China scraps 3 regulations on family planning, including social maintenance fees
Published: Sep 26, 2021 10:23 PM
A new born baby in a hospital in China Photo: VCG

A new born baby in a hospital in China Photo: VCG

 The State Council, China's cabinet, decided on Sunday to repeal three administrative regulations related to family planning policies, including regulations on technical services for family planning, social maintenance fees and family planning work for the migrant population. 

Experts pointed out that this is a companion change to the revised Population and Family Planning Law in August. 

The three administrative regulations are repealed in order to adapt to the new situation of China's population and economic and social development, optimize the fertility policy and promote long-term balanced population development, said the official release. 

The cancelled regulations are the Regulation on the Administration of Family Planning Technical Services (enacted in 2001 and revised in 2004), Measures for Administration of Collection of Social Maintenance Fees (enacted in 2002), and Regulation on the Administration of Family Planning Technical Services (enacted in 2009). 

All these regulations were developed and implemented during China's one-child policy period. 

The revocations came after the National People's Congress Standing Committee, China's top legislature, passed an amendment to the Population and Family Planning Law, which allows each couple to have three children and stipulates support measures for the new policy. 

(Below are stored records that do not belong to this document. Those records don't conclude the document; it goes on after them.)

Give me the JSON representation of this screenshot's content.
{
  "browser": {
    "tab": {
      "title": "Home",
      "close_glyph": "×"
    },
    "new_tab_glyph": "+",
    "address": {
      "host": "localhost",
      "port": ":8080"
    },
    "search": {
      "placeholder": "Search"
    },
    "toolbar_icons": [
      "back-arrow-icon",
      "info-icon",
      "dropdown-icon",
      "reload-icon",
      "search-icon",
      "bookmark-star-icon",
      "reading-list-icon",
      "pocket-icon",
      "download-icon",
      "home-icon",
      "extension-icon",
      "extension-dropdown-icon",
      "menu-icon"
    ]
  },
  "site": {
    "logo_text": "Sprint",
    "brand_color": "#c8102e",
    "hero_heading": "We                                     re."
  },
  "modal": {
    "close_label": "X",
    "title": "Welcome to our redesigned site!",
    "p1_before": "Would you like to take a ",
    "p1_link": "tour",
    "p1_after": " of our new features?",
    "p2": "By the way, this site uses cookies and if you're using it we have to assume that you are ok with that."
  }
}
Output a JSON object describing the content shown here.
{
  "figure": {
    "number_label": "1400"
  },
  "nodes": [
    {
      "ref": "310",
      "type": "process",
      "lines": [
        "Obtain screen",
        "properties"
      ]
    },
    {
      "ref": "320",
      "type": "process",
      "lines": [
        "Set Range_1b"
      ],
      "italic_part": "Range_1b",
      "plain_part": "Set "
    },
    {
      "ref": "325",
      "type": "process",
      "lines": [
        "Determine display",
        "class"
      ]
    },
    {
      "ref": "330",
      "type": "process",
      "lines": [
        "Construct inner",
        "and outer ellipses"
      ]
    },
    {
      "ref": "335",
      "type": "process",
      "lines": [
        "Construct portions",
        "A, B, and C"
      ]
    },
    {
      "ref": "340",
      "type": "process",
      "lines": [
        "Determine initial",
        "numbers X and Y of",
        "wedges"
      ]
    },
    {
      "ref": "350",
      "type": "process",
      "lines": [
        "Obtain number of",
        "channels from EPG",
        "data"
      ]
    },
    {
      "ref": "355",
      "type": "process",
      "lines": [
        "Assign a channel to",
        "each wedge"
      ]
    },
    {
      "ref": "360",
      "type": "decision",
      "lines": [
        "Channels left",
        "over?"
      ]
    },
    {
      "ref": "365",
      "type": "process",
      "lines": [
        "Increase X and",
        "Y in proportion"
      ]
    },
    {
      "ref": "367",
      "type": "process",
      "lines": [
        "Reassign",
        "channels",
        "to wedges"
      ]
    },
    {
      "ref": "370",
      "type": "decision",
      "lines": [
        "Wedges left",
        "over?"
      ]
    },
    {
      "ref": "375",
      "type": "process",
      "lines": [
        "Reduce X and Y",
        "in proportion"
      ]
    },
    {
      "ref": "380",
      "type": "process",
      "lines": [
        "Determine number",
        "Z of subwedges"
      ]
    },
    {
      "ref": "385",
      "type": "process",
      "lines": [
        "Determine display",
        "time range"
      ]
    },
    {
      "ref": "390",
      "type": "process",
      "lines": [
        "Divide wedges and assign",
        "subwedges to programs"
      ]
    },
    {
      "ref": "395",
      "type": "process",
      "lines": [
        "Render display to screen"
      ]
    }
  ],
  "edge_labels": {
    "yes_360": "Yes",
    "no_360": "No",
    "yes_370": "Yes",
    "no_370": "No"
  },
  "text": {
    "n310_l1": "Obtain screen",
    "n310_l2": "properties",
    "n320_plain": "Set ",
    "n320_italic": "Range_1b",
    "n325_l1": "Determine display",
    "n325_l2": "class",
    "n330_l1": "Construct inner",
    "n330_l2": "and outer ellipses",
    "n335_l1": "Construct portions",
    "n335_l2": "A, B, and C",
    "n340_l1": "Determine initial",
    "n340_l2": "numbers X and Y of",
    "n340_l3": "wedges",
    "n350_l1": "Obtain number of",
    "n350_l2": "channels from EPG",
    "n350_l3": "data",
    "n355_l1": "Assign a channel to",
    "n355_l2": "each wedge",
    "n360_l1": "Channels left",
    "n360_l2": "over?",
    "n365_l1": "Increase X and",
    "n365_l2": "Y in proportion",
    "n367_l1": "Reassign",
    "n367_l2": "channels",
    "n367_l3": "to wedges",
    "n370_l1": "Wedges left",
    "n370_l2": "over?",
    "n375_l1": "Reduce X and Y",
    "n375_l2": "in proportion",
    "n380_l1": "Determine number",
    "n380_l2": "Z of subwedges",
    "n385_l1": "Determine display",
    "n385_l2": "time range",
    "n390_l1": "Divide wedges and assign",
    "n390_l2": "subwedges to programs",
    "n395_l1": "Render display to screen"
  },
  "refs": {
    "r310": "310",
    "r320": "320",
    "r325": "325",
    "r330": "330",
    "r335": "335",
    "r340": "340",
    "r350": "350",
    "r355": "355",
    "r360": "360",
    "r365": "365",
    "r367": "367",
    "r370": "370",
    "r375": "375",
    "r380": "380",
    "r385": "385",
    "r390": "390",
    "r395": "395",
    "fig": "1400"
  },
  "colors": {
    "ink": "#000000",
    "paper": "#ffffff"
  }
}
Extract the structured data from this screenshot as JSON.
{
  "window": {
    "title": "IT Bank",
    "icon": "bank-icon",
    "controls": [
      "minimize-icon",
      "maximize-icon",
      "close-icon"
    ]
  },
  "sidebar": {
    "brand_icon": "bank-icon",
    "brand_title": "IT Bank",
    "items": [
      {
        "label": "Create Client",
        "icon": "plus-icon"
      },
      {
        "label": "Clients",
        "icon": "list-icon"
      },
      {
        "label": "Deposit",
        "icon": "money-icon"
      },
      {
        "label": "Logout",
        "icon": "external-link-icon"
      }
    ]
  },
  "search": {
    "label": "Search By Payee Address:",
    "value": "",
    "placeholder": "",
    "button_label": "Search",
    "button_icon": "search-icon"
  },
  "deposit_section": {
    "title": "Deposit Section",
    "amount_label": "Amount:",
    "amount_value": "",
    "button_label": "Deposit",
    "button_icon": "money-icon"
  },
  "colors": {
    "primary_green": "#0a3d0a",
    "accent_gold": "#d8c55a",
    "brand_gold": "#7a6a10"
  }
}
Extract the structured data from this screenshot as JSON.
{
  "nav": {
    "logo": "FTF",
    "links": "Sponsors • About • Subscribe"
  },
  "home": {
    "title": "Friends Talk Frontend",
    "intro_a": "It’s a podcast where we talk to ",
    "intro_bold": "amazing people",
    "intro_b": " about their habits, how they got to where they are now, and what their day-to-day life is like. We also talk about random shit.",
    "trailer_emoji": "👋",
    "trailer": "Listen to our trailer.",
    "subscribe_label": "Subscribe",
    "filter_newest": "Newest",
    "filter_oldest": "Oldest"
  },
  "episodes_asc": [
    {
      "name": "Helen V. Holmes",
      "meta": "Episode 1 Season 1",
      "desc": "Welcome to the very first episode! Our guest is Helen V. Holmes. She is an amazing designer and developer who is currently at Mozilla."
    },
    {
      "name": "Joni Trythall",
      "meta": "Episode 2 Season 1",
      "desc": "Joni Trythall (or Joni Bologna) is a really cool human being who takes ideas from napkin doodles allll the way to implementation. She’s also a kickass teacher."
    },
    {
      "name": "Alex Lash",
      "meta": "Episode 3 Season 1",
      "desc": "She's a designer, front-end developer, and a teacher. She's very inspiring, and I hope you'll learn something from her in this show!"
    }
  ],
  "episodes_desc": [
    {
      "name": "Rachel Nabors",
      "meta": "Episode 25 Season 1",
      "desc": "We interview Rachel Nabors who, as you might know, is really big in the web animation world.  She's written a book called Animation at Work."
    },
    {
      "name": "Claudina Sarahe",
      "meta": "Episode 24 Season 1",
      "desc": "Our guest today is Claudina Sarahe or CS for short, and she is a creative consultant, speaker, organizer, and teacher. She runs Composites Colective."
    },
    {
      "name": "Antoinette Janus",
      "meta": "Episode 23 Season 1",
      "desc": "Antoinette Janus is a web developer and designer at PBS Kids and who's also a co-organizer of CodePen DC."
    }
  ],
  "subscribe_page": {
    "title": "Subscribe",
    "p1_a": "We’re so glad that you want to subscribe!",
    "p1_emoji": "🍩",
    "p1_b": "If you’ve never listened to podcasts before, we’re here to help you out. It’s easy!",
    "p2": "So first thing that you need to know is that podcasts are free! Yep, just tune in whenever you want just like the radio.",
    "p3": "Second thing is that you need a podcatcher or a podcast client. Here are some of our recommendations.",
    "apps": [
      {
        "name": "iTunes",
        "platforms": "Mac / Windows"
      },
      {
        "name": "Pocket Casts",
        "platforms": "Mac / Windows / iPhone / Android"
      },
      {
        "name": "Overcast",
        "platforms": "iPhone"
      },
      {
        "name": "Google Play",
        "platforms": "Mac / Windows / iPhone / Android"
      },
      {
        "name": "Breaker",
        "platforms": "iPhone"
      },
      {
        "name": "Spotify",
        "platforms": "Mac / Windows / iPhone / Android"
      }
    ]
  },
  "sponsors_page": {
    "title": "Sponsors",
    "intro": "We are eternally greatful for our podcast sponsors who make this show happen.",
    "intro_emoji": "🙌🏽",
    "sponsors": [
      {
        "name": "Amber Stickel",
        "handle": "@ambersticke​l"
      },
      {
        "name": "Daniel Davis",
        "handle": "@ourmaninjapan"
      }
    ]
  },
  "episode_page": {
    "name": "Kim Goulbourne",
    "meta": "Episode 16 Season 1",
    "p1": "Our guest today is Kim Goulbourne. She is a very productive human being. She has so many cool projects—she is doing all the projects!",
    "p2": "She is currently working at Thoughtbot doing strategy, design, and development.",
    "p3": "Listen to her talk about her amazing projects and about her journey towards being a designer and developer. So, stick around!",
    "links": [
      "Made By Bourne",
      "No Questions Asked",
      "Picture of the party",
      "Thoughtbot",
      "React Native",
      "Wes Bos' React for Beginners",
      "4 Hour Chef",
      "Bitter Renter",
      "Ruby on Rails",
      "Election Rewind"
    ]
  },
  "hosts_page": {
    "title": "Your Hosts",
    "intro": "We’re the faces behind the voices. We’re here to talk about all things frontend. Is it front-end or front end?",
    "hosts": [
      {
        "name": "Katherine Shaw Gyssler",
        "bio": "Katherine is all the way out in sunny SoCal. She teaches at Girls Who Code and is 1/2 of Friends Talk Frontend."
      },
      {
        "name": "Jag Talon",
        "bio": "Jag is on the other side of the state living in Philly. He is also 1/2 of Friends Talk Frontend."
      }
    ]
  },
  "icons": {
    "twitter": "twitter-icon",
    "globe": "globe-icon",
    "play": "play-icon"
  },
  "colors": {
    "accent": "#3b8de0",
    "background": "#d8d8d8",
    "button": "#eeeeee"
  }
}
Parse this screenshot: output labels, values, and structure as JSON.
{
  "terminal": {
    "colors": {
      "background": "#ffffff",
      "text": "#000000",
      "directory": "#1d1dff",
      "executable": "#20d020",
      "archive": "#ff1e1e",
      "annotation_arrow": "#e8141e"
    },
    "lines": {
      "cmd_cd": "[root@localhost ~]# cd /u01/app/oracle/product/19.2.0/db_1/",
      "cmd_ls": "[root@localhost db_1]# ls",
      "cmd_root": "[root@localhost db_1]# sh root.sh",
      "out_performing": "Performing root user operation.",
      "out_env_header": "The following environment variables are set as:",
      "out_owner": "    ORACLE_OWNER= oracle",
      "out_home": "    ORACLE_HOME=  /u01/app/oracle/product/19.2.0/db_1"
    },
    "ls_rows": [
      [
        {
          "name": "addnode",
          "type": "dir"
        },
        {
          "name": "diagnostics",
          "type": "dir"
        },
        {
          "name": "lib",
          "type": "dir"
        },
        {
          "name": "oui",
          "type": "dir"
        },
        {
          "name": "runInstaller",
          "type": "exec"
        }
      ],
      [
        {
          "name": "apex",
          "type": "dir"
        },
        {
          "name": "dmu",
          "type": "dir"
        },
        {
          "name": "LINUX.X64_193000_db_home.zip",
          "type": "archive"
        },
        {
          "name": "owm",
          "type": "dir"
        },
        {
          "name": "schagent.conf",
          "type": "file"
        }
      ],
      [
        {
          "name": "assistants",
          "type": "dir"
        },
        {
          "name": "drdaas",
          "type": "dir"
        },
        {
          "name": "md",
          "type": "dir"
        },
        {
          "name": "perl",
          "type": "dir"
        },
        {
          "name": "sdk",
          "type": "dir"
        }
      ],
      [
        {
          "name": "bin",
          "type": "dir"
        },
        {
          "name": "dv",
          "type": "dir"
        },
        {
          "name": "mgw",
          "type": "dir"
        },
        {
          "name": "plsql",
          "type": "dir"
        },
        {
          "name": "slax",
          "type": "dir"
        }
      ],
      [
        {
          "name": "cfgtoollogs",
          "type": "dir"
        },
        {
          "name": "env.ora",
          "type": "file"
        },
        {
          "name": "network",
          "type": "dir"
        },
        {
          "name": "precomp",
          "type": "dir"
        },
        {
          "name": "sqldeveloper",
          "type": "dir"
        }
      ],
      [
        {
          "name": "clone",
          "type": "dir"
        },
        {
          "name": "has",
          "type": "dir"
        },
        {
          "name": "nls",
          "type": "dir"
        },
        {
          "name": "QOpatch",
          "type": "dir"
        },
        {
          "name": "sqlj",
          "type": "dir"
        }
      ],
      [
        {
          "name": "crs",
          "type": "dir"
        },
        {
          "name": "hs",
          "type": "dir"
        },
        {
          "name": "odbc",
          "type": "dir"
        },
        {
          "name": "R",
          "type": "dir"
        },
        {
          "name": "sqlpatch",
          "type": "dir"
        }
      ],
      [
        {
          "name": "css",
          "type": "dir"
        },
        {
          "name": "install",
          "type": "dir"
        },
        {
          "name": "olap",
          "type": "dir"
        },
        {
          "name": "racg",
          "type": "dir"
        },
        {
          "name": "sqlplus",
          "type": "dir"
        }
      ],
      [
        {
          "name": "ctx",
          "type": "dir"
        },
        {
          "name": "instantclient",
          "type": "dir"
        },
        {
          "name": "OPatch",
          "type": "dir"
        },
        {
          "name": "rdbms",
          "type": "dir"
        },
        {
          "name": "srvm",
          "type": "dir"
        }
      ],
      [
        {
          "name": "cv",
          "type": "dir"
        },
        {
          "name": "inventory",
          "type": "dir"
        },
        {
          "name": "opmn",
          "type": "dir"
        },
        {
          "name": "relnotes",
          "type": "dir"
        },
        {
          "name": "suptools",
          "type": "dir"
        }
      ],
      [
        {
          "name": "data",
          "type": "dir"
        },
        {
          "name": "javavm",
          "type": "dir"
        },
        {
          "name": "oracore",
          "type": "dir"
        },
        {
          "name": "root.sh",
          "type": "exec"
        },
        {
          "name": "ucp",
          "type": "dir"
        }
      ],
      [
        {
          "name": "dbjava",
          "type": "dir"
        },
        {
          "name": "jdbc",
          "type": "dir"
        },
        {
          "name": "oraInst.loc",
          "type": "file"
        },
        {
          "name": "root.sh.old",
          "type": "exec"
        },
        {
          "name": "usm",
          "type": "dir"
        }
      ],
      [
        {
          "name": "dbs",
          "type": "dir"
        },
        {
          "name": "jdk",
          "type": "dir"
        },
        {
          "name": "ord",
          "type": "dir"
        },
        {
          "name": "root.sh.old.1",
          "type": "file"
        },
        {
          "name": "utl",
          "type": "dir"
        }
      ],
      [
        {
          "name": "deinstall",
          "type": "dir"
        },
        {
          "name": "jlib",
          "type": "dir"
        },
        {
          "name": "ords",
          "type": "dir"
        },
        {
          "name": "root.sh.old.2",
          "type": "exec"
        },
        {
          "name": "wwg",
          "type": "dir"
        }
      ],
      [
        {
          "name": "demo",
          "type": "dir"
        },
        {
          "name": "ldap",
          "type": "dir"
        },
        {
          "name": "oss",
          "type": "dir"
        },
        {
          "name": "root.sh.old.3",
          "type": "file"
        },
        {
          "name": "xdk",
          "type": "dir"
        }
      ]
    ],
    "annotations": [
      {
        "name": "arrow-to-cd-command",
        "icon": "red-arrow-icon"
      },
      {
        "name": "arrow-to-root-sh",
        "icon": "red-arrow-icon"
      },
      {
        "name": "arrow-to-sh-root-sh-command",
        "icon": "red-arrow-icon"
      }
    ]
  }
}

Experts pointed out that the repeal of these regulations is a complementary change to the August revision of the family planning law.

"The corresponding old regulations do not meet the provisions of the new law, so they must be modified or repealed," He Yafu, an independent demographer, told the Global Times on Sunday. 

"The Population and Family Planning Law is the higher law, while these three regulations belong to the lower law. The lower law cannot violate the higher law, hence the revocation," He noted.

He predicted that local governments will soon revise their family planning regulations in response and clean up some obsolete policies.

"For example, those who were born in violation of the previous family planning policies would no longer be banned from being civil servants," He said. 

He also noted that the duties of workers at local family planning offices will change from family planning education to reproductive health services. 

In May, China further lifted its family planning policies and allowed each couple to have up to three children after the number of newborns declined for four years straight, aiming to improve the country's population structure and actively respond to the aging problem. China's total fertility rate declined rapidly from 1.7 per woman in 2016 to 1.3 in 2020. 

Experts noted that more detailed measures will be offered by policymakers to support the major policy shift, reducing child-raising burdens.